Cisco AnyConnect Hostscan Times Out On Mac If Applications Folder Is Too Big

By toasty, 10 April, 2022
Anyconnect 'ready to connect' welcome message.

A story of having to take drastic action in order to figure out a fairly simple problem.

The issue:

I need to use the company’s VPN to access the servers. I can do literally nothing if I can’t connect to the VPN. One fine Monday morning, I open Cisco AnyConnect, click the button, enter credentials… After the posture assessment, it runs its Hostscan utility for a while and then just goes back to a “Ready to connect” state. I try a couple more times, including trying our secondary connection and nothing. No connection.

I talk to support, get kicked up a couple levels of the support hierarchy, and no one has any concrete ideas. AnyConnect usually just works.

We try uninstalling and reinstalling… We try the very latest version (4.10.05xxx), we go back to 4.6.x (VERY bad idea, btw: I’m on Big Sur, and AnyConnect 4.6 and Big Sur do NOT like each other). I find this blog post from MIT detailing how to remove every last vestige of AnyConnect from your system, and do that before installing each version to test.

No dice. At a certain point, I broke it even further – Hostscan wouldn’t even run, and all I would get is a “User credentials entered” message for a while before actually giving me a failure message.

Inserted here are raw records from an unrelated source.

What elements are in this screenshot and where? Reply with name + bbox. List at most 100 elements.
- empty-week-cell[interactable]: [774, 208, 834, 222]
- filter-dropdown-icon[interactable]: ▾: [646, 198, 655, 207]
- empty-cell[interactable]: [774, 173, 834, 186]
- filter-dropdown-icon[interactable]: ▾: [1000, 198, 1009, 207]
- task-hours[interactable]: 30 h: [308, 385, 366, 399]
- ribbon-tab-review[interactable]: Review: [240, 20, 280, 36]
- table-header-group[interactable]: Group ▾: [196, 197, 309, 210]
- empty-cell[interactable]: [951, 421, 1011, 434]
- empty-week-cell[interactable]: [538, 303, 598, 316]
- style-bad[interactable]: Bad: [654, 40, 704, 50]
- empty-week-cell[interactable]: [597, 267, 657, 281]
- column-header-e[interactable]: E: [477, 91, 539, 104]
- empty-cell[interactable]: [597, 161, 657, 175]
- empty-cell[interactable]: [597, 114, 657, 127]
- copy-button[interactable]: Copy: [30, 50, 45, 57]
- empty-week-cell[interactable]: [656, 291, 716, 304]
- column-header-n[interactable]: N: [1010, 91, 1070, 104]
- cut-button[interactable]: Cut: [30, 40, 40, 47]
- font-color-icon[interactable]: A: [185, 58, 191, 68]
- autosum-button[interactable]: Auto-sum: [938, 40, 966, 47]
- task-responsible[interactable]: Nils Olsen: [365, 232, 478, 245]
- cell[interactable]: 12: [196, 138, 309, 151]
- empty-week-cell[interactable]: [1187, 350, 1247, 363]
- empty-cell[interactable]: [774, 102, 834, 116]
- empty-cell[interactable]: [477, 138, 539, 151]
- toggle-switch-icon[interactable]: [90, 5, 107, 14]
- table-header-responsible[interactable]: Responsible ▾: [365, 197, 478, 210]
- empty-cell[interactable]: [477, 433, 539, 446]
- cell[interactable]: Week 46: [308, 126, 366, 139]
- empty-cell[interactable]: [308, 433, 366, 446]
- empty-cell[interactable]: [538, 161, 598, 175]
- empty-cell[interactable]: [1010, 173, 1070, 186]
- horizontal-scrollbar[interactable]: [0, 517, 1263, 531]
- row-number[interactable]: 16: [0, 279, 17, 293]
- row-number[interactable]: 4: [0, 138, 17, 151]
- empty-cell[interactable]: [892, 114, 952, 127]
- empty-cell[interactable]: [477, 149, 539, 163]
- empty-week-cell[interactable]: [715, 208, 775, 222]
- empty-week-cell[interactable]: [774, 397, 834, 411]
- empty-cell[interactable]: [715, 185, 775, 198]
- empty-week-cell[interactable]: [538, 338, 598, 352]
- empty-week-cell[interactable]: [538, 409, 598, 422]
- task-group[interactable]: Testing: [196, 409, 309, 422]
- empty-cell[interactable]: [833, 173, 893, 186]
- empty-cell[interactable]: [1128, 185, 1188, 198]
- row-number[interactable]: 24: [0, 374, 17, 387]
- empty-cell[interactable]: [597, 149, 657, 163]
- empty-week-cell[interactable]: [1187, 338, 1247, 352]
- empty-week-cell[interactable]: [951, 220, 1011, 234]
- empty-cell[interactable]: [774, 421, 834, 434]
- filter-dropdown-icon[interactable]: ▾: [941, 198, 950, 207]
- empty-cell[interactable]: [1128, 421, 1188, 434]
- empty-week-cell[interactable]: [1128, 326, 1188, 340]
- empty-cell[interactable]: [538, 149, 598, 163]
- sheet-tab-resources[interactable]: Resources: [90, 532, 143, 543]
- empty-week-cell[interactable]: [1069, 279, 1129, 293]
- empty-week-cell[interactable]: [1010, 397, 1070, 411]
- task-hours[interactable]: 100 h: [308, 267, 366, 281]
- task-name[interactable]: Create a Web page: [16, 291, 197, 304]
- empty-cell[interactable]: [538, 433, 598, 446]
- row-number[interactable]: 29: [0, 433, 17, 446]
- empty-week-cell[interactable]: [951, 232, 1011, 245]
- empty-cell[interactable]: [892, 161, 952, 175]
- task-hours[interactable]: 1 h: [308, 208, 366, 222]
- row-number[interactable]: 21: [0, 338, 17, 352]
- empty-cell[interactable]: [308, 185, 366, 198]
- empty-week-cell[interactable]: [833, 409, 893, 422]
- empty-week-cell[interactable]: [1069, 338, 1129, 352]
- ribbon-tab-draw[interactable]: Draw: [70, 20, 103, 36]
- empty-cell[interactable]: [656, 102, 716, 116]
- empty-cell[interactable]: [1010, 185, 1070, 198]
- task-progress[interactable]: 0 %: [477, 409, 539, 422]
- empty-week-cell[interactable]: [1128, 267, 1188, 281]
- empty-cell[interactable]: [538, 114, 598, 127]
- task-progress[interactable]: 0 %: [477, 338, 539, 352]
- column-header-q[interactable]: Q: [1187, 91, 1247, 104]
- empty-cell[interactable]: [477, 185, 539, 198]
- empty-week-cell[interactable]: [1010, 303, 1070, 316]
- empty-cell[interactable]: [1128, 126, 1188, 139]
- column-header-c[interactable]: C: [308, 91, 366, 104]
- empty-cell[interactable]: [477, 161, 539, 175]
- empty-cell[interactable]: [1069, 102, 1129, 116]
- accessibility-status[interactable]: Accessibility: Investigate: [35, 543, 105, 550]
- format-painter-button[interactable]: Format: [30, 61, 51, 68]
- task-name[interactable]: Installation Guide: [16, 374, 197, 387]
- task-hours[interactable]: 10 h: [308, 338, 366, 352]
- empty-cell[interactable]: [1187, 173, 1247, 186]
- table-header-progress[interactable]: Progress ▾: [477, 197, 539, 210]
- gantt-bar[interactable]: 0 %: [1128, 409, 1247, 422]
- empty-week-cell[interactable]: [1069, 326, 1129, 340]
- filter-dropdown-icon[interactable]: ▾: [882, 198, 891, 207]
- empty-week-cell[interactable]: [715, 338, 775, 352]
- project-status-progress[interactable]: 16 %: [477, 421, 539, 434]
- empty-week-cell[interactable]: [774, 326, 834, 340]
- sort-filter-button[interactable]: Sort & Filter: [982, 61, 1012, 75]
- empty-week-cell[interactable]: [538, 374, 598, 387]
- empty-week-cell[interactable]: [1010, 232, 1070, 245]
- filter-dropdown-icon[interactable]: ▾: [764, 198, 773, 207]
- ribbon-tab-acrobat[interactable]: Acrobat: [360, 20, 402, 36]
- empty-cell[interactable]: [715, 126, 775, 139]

In the end, few of the details of the messages or the behavior we saw matter other than noting that Hostscan was specifically timing out, not erroring out. If it runs too long, it just stops and goes back to saying “Ready to connect.”

The Solution… Kinda:

By Thursday of that week we had run out of things to try, got fed up, and decided to completely erase my hard drive and start over.

After doing that, we get all the basic company stuff reinstalled, get the required security software installed and set up, and check AnyConnect: Success! We get a connection on the first try. And Hostscan runs really quickly, too.

OK fine, but now I need to get the rest of my stuff back in there. I have a TimeMachine backup (which is very handy, btw) and it being a Mac, I can just drag and drop applications from the backup to the Applications folder of my squeaky clean install.

I do this slowly, and continually check AnyConnect to make sure I haven’t broken anything. And something finally does break it – in the same way as the first time: Hostscan runs for a long while and then the dreaded “Ready to connect” appears.

It was MAMP. For those that don’t know, MAMP is a piece of software that, on a Mac, bundles Apache, MySQL, and PHP to allow you to stand up a local server to run a php-based website locally on your computer. I use it to run a full instance of our website for first-step feature development and bug fixes.

MAMP lives in the Applications folder with everything else, but it is itself a folder, rather than just an app, like “Google Chrome.app”. Within the MAMP folder is another folder called htdocs, and this is where all your files go for the content of your website.

Well, I had been testing various things, and had, like 5 instances of our site in there in various stages. I also had some vanilla Drupal instances in there as well from some Drupal-specfic courses I was taking. All of these also had an associated database that MAMP stores locally. So this MAMP folder was very very large – like 60gb or something. And it seems Hostscan was trying to scan all of it and giving up.

The Solution, for real:

Well, it turns out MAMP doesn’t actually care where you put your files, you can just point the server at whatever folder you want, and it can be one outside of MAMP. More importantly, it can be outside of the Applications folder!

So I moved all my files out of the htdocs/ directory and into something outside of the Applications folder. Hoping that was good enough (I didn’t want to research how to move the databases) I tried AnyConnect, and lo and behold: connection!

So, if you’ve gotten this far and didn’t get the hint from the title: If you are not getting any other messages from AnyConnect, and it seems Hostscan is just timing out and bringing you back to that “Ready to connect” state, check your Applications folder. Something in there might be unnecessarily large, and if you can make it smaller (much smaller) you can get connected again.

Oh and if you’re on a windows machine, sorry, I don’t know anything about AnyConnect on those.

Have you tried turning it off and on again?